Les mesures de réglementation de l’économie urbaine par l’Église sont souvent contestées. Le motif principal des conflits avec l’Église touchent aux visées que poursuivent les bourgeois commerçants : la recherche du gain, une telle recherche ne s’accorde pas spontanément avec la norme d’une économie centrée sur la satisfaction des besoins. Au sein des communes, des luttes plus ou moins violentes, ne cessent de se manifester à ce sujet entre l’Église et la bourgeoisie.

La coupure avec le peuple
Au cours de son processus d’expansion, la bourgeoisie entre aussi en contradiction avec le peuple. Si, au début de la formation des communes, les désaccords sont peu apparents, des conflits ne tardent pas à éclater, ils prennent un caractère grave dès le milieu du XIIIe siècle. Très vite, la classe bourgeoise proprement dite s’est formée autour de gros commerçants, qui se sont coupés du monde du travail et détachés des conditions de vie du peuple, au contraire des petits entrepreneurs et artisans.

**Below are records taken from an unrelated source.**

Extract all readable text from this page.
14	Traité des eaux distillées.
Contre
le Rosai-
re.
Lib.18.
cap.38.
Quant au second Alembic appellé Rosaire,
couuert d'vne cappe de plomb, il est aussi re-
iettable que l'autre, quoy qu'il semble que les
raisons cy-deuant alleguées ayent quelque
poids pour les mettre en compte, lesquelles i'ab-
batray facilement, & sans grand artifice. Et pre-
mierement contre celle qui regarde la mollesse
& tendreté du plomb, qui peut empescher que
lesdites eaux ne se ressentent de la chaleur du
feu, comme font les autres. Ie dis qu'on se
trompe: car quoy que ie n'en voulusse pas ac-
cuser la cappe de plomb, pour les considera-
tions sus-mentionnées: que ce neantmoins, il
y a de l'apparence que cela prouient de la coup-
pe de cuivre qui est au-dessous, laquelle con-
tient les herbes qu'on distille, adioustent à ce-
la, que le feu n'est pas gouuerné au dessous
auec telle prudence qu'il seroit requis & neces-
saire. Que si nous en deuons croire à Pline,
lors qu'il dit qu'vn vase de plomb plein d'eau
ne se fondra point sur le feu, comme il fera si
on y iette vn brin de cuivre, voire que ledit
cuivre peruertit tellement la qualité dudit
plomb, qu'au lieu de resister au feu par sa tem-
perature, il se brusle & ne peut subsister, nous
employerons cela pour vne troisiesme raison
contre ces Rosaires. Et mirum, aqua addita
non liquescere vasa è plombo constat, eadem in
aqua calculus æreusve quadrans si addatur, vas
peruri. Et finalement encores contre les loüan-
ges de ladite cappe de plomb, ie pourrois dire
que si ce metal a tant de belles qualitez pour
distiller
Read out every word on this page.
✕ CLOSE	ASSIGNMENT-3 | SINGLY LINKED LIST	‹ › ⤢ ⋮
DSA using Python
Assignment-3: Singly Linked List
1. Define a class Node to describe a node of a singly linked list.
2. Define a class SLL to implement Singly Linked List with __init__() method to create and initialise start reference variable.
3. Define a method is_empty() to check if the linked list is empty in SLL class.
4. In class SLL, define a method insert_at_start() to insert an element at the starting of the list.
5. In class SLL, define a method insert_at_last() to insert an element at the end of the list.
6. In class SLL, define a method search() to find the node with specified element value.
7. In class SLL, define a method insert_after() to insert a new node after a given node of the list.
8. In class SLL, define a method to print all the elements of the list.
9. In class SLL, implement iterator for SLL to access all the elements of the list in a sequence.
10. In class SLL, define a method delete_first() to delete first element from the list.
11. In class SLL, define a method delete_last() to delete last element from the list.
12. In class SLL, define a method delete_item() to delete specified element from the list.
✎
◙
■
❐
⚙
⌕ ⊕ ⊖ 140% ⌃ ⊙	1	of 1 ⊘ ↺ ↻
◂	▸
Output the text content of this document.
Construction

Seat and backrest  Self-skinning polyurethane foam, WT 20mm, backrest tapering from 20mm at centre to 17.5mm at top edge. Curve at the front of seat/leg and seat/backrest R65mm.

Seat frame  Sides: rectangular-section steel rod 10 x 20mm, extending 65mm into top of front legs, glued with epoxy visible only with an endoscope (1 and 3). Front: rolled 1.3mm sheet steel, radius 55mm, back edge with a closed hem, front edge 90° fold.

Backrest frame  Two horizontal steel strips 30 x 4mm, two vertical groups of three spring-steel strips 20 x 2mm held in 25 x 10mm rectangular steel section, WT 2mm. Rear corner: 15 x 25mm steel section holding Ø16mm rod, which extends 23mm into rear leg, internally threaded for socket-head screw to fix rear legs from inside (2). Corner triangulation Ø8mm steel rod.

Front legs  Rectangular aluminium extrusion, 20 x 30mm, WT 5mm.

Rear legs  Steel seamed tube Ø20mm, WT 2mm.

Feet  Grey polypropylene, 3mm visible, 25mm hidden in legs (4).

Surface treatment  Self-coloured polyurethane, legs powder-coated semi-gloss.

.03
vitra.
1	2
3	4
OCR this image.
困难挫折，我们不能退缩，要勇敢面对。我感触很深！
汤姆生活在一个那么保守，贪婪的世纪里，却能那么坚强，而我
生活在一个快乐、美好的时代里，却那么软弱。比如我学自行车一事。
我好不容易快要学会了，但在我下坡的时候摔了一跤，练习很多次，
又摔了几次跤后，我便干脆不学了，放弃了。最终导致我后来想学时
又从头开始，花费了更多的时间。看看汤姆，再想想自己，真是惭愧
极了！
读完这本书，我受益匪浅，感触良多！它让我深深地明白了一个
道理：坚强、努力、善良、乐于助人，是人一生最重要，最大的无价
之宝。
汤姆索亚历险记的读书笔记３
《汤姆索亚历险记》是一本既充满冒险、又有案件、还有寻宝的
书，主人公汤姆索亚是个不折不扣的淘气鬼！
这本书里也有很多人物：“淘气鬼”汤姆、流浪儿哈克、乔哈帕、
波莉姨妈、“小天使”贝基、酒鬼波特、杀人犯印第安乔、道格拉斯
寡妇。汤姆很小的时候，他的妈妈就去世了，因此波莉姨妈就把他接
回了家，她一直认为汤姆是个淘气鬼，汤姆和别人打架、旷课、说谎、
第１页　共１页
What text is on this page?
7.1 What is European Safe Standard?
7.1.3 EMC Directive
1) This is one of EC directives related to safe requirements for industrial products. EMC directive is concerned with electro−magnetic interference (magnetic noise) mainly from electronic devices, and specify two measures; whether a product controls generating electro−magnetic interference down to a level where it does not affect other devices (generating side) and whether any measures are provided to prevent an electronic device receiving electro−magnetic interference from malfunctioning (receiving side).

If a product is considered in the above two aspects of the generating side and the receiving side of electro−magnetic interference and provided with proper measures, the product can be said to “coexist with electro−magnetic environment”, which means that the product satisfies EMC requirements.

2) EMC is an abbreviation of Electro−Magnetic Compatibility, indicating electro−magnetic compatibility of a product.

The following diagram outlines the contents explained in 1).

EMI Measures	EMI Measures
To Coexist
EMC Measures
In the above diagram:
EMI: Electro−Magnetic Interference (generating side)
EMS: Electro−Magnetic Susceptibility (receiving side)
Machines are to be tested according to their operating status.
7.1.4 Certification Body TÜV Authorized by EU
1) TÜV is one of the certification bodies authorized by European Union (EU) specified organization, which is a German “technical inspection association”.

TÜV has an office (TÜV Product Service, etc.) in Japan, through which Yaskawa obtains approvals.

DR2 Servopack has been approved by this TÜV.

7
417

Dans les villes de Flandre qui sont devenues, grâce aux importations des laines d’Angleterre, les capitales européennes de la draperie, l’industrie se trouve dès le XIIe siècle aux mains de quelques gros marchands qui achètent la matière première, la distribuent aux tisserands, pour ensuite vendre et tirer profit des produits manufacturés. Avec l’accroissement de leur fortune, ils peuvent acquérir des terres, des maisons, et s’approprier l’administration de la cité et de la justice. Les communes sont le théâtre de véritables luttes sociales : les riches bourgeois forment une caste, qui exerce le pouvoir à peu près sans contrôle, ils s’arrogent les premières places, dans l’échevinage, dans les confréries et associations de travail. Les petits artisans pour pouvoir se défendre forment à leur tour des coalitions, qui ne tardent pas à être prohibées.
Au cours de sa lutte contre la bourgeoisie, le peuple a pu trouver des alliés auprès de la noblesse et du clergé. Aux Pays-Bas notamment, où les conflits sont aigus, les nobles et les ordres religieux soutiennent le parti populaire contre les organisations bourgeoises, partout où ils en ont l’occasion, pour de bonnes ou mauvaises raisons.